As might be expected, DevSecOps engineers need to know how to test apps for security flaws. Migues and Cornell added that knowledge of tools such as static application security testing (SAST), software composition analysis (SCA) and dynamic application security testing (DAST) is a must.

Cornell looks for candidates with a background in penetration testing and possibly some knowledge of threat modeling.

“A challenge for these candidates is to understand how these disciplines translate into a DevSecOps environment and—more specifically—CI/CD pipelines,” Cornell told Dice. “Whereas AppSec engineers may be looking at doing full assessments of a given application at a point in time, DevSecOps engineers working with testing in pipelines are looking more toward setting up automation to quickly find high-quality and relevant security insights for a given build of the software.”

There’s also a need for analytics capabilities to determine why code is (or isn’t) working and what vulnerabilities could have crept in during the development process. “Determining why certain processes or technologies aren’t achieving the desired results—from slower testing processes to super-fast incident response processes—will require everything from conversations to log analysis to number crunching, and a DevSecOps engineer needs to be able to think critically about it,” Migues said.

DevSecOps Engineer: Mastering the Interview

Several experts noted that, when it comes to hiring DevSecOps engineers, the interview process is key, and it’s important for candidates to show a mastery of hard coding and security skills as well as “soft skills” such as communication.

For many candidates, the challenge is demonstrating mastery of development and delivery languages and platforms, as well as the ability to work with various departments to identify and solve problems, said John Steven, CTO at security firm ThreatModeler.

“As a hiring manager, I’ve looked for DevSecOps engineers able to ‘meet engineers on their side of the river,’” Steven told Dice. “Having cult-like technology and platform preferences or knowing what ‘ideal’ looks like may be fine in a vacuum—but you’re almost always joining a company with a good amount of process and technology in place.

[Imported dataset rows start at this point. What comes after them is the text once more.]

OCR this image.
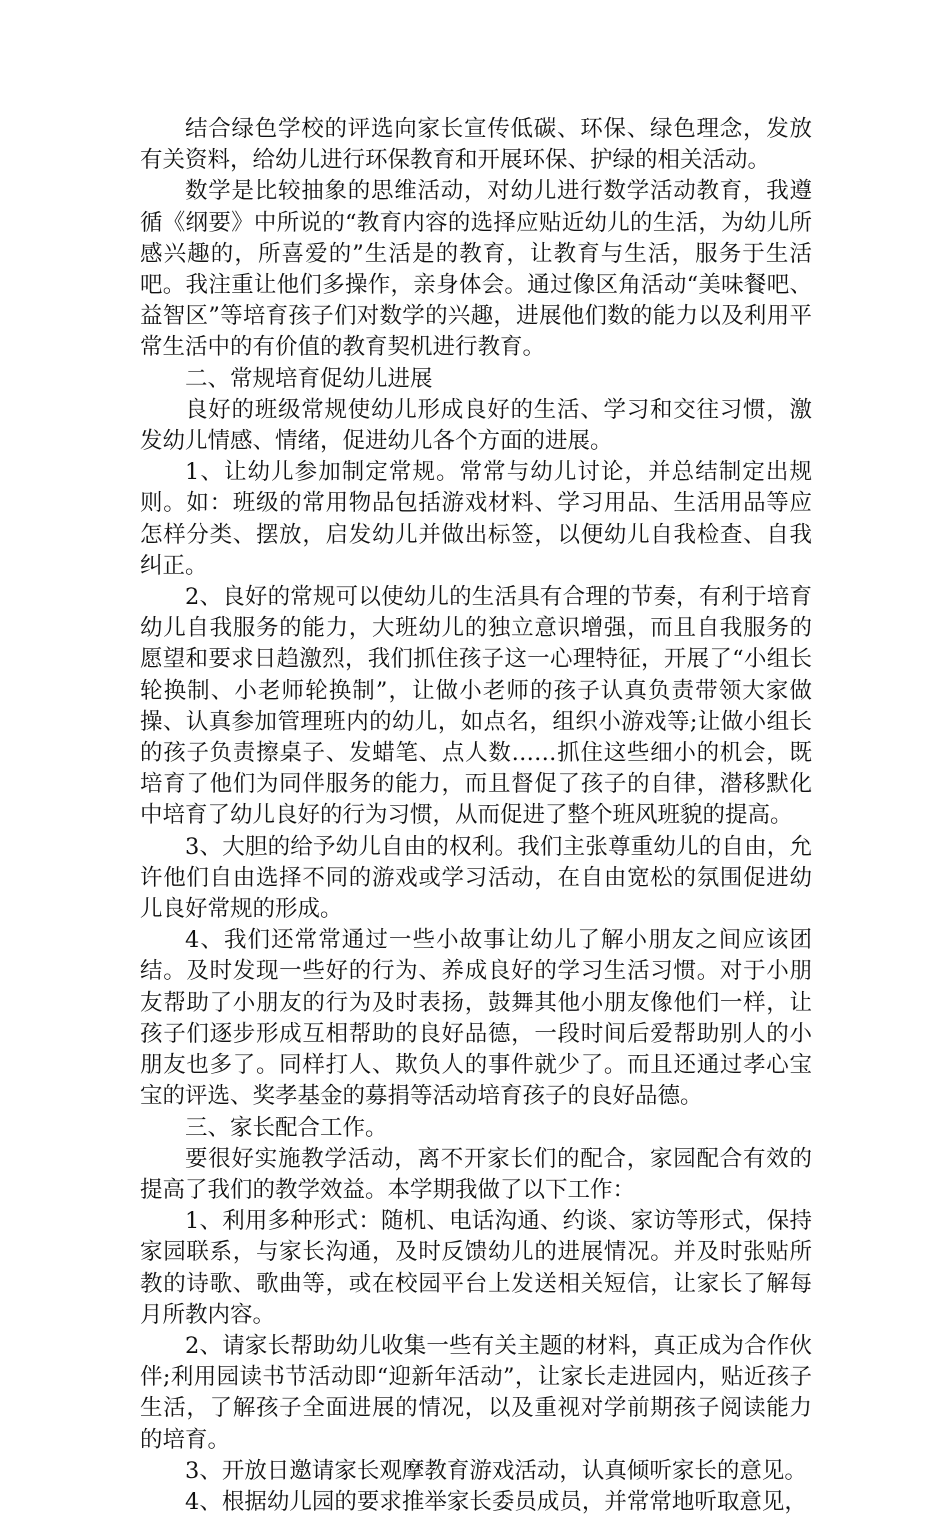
结合绿色学校的评选向家长宣传低碳、环保、绿色理念，发放有关资料，给幼儿进行环保教育和开展环保、护绿的相关活动。

数学是比较抽象的思维活动，对幼儿进行数学活动教育，我遵循《纲要》中所说的“教育内容的选择应贴近幼儿的生活，为幼儿所感兴趣的，所喜爱的”生活是的教育，让教育与生活，服务于生活吧。我注重让他们多操作，亲身体会。通过像区角活动“美味餐吧、益智区”等培育孩子们对数学的兴趣，进展他们数的能力以及利用平常生活中的有价值的教育契机进行教育。

二、常规培育促幼儿进展

良好的班级常规使幼儿形成良好的生活、学习和交往习惯，激发幼儿情感、情绪，促进幼儿各个方面的进展。

1、让幼儿参加制定常规。常常与幼儿讨论，并总结制定出规则。如：班级的常用物品包括游戏材料、学习用品、生活用品等应怎样分类、摆放，启发幼儿并做出标签，以便幼儿自我检查、自我纠正。

2、良好的常规可以使幼儿的生活具有合理的节奏，有利于培育幼儿自我服务的能力，大班幼儿的独立意识增强，而且自我服务的愿望和要求日趋激烈，我们抓住孩子这一心理特征，开展了“小组长轮换制、小老师轮换制”，让做小老师的孩子认真负责带领大家做操、认真参加管理班内的幼儿，如点名，组织小游戏等;让做小组长的孩子负责擦桌子、发蜡笔、点人数……抓住这些细小的机会，既培育了他们为同伴服务的能力，而且督促了孩子的自律，潜移默化中培育了幼儿良好的行为习惯，从而促进了整个班风班貌的提高。

3、大胆的给予幼儿自由的权利。我们主张尊重幼儿的自由，允许他们自由选择不同的游戏或学习活动，在自由宽松的氛围促进幼儿良好常规的形成。

4、我们还常常通过一些小故事让幼儿了解小朋友之间应该团结。及时发现一些好的行为、养成良好的学习生活习惯。对于小朋友帮助了小朋友的行为及时表扬，鼓舞其他小朋友像他们一样，让孩子们逐步形成互相帮助的良好品德，一段时间后爱帮助别人的小朋友也多了。同样打人、欺负人的事件就少了。而且还通过孝心宝宝的评选、奖孝基金的募捐等活动培育孩子的良好品德。

三、家长配合工作。

要很好实施教学活动，离不开家长们的配合，家园配合有效的提高了我们的教学效益。本学期我做了以下工作：

1、利用多种形式：随机、电话沟通、约谈、家访等形式，保持家园联系，与家长沟通，及时反馈幼儿的进展情况。并及时张贴所教的诗歌、歌曲等，或在校园平台上发送相关短信，让家长了解每月所教内容。

2、请家长帮助幼儿收集一些有关主题的材料，真正成为合作伙伴;利用园读书节活动即“迎新年活动”，让家长走进园内，贴近孩子生活，了解孩子全面进展的情况，以及重视对学前期孩子阅读能力的培育。

3、开放日邀请家长观摩教育游戏活动，认真倾听家长的意见。

4、根据幼儿园的要求推举家长委员成员，并常常地听取意见，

Most important is an ability to assess the status and evolve from that reality, bringing engineers and operations along with the change.”

On the “hard skills” side, Steven added that he looks for candidates with knowledge of infrastructure-as-code, container orchestration and zero trust.

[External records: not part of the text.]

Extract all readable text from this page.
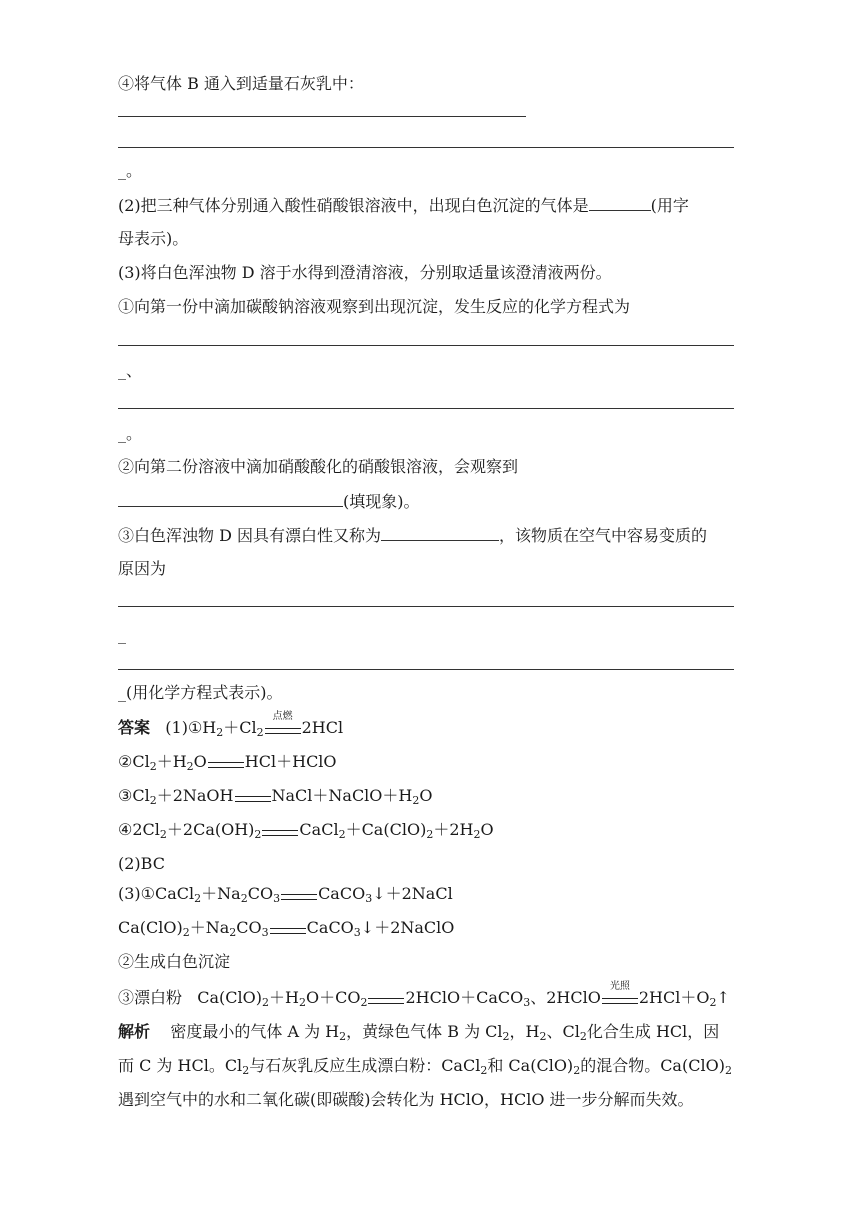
④将气体 B 通入到适量石灰乳中：
_。
(2)把三种气体分别通入酸性硝酸银溶液中，出现白色沉淀的气体是	(用字
母表示)。
(3)将白色浑浊物 D 溶于水得到澄清溶液，分别取适量该澄清液两份。
①向第一份中滴加碳酸钠溶液观察到出现沉淀，发生反应的化学方程式为
_、
_。
②向第二份溶液中滴加硝酸酸化的硝酸银溶液，会观察到
(填现象)。
③白色浑浊物 D 因具有漂白性又称为	，该物质在空气中容易变质的
原因为
_
_(用化学方程式表示)。
答案 $(1)①H_2+Cl_2$
点燃
2HCl
$②Cl_2+H_2O$ HCl＋HClO
$③Cl_2+2NaOH$ $NaCl+NaClO+H_2O$
$④2Cl_2+2Ca(OH)_2$ $CaCl_2+Ca(ClO)_2+2H_2O$
(2)BC
$(3)①CaCl_2+Na_2CO_3$ CaCO$_3$↓＋2NaCl
$Ca(ClO)_2+Na_2CO_3$ CaCO$_3$↓＋2NaClO
②生成白色沉淀
③漂白粉   $Ca(ClO)_2+H_2O+CO_2$ 2HClO＋CaCO$_3$、2HClO
光照
$2HCl+O_2↑$
解析 密度最小的气体 A 为 $H_2$，黄绿色气体 B 为 $Cl_2$，$H_2$、$Cl_2$化合生成 HCl，因
而 C 为 HCl。$Cl_2$与石灰乳反应生成漂白粉：CaCl$_2$和 $Ca(ClO)_2$的混合物。$Ca(ClO)_2$
遇到空气中的水和二氧化碳(即碳酸)会转化为 HClO，HClO 进一步分解而失效。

For his part, Migues noted that good candidates need to show a certain amount of empathy and the ability to build bridges, since much of the job of a DevSecOps engineer is asking developers to rethink their whole process in the name of building better software.

“In an interview for this role, I think it’s important to show that you know how to think through technology and cultural problems and can work with people and automation to solve them,” Migues added. “If the organization only wants to know if you can run a specific tool or drive some manual process, then they’re likely just using DevSecOps Engineer as the title because it looks cool, and it might not be the job for you.”

Do DevSecOp Certifications Matter?

Cybersecurity watchers remain divided over whether candidates for specific jobs need a certification, but most agree that getting one can help. In this case, for example, the DevOps Institute offers its DevSecOps Foundation certification. Others recommend more general cybersecurity certificates, including the Certified Ethical Hacker certificate.

“There are also certifications in adjacent spaces—development certifications, SysAdmin certifications and security certifications,” Cornell said.